Reads embeddings from a model-specific dataset and computes cosine distances between all vectors in corpus_label and all vectors in reference_label. A centroid row/column is added to the matrix:

  • rows are corpus ids plus "centroid" (corpus centroid),

  • columns are reference ids plus "centroid" (reference centroid).

Usage

distance_reference_cosine(
  project_dir,
  embeddings_dir = "model_id=BAAI_bge-small-en-v1.5",
  corpus_label = "corpus",
  reference_label = "reference",
  batch_size = 1e+05,
  max_cells = 5e+07,
  verbose = TRUE
)

Arguments

project_dir

Project root directory containing embeddings/.

embeddings_dir

Model subfolder under project_dir/embeddings, e.g. "model_id=BAAI_bge-small-en-v1.5".

corpus_label

Label partition used as corpus side.

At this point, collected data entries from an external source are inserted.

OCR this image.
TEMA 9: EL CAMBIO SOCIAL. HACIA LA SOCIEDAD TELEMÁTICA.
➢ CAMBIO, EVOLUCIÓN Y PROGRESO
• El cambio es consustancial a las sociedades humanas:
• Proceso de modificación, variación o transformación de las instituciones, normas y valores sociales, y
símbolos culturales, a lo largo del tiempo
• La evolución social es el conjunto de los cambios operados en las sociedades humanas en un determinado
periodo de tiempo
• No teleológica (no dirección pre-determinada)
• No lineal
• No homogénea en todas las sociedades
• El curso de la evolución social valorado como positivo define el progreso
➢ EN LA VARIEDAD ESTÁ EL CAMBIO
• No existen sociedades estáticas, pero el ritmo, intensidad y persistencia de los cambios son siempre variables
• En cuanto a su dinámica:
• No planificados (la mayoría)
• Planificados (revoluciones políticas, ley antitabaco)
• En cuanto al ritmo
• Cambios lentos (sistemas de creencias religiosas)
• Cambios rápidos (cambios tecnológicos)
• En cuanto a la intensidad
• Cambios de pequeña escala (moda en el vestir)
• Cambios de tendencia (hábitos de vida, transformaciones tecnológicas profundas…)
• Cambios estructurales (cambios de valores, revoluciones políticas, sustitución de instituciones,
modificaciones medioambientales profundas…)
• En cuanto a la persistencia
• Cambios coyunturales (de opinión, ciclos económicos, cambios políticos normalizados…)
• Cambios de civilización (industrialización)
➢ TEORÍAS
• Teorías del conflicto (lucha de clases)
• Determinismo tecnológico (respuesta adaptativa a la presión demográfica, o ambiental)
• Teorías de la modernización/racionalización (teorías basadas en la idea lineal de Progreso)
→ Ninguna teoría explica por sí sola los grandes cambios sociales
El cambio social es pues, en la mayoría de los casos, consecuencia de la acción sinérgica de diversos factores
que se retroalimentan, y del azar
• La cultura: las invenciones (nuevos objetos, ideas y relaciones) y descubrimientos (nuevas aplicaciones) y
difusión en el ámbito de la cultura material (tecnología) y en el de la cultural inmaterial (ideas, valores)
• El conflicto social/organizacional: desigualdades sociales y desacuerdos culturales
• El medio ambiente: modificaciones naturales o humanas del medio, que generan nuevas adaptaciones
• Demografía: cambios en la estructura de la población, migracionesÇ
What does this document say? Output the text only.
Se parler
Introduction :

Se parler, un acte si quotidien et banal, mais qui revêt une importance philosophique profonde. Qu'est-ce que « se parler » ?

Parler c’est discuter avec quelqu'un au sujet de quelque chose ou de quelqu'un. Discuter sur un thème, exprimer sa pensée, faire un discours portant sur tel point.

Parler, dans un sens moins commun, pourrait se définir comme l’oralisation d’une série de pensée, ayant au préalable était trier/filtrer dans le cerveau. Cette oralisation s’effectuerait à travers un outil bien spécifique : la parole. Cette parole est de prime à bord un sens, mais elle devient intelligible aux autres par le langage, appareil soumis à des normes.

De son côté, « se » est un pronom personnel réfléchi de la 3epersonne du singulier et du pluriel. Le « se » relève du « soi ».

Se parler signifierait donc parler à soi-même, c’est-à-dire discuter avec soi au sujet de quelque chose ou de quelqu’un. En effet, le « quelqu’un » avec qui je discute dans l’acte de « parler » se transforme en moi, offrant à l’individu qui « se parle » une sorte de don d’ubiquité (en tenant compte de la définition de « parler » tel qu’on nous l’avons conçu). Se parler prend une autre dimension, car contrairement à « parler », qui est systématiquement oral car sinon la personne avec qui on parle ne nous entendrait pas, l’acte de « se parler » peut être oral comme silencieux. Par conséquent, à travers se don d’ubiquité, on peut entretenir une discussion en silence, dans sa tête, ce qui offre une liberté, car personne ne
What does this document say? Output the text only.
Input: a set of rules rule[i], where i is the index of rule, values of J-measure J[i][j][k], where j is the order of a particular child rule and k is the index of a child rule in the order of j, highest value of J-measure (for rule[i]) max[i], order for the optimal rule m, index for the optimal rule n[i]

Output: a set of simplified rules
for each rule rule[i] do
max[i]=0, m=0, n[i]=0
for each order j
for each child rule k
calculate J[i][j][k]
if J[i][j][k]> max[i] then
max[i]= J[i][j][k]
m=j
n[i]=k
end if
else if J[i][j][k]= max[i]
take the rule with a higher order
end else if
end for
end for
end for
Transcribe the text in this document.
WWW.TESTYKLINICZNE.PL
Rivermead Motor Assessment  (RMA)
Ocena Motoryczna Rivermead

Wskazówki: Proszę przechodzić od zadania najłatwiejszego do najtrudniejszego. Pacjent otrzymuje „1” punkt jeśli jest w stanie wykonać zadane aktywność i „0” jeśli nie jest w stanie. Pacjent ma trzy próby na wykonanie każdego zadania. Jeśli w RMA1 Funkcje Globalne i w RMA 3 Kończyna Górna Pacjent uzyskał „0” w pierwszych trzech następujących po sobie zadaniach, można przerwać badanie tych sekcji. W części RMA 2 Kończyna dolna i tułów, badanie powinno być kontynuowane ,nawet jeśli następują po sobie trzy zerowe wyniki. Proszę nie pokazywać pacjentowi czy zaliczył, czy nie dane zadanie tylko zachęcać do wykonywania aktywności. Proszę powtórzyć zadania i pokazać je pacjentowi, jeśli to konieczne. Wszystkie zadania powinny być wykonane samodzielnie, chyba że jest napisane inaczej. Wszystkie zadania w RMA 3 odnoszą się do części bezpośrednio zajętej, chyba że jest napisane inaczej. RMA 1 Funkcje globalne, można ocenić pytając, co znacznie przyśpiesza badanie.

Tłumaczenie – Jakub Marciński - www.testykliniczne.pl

Defaults to "corpus".

reference_label

Label partition used as reference side. Defaults to "reference".

batch_size

Unused placeholder for compatibility with planned streaming extension.

max_cells

Maximum allowed matrix size ((n_corpus + 1) * (n_reference + 1)) to guard memory use.

verbose

Logical; print progress messages.

Value

Invisibly the output directory project_dir/distance_reference_cosine/model_id=<...>/corpus_label=<...>/reference_label=<...>/.

Details

Embeddings are expected under: project_dir/embeddings/model_id=<...>/label=<label>/batch=<n>/...

Output file:

  • pairwise-cosine.parquet: wide table with first column id (corpus id or "centroid"), reference-id columns, and a final centroid column.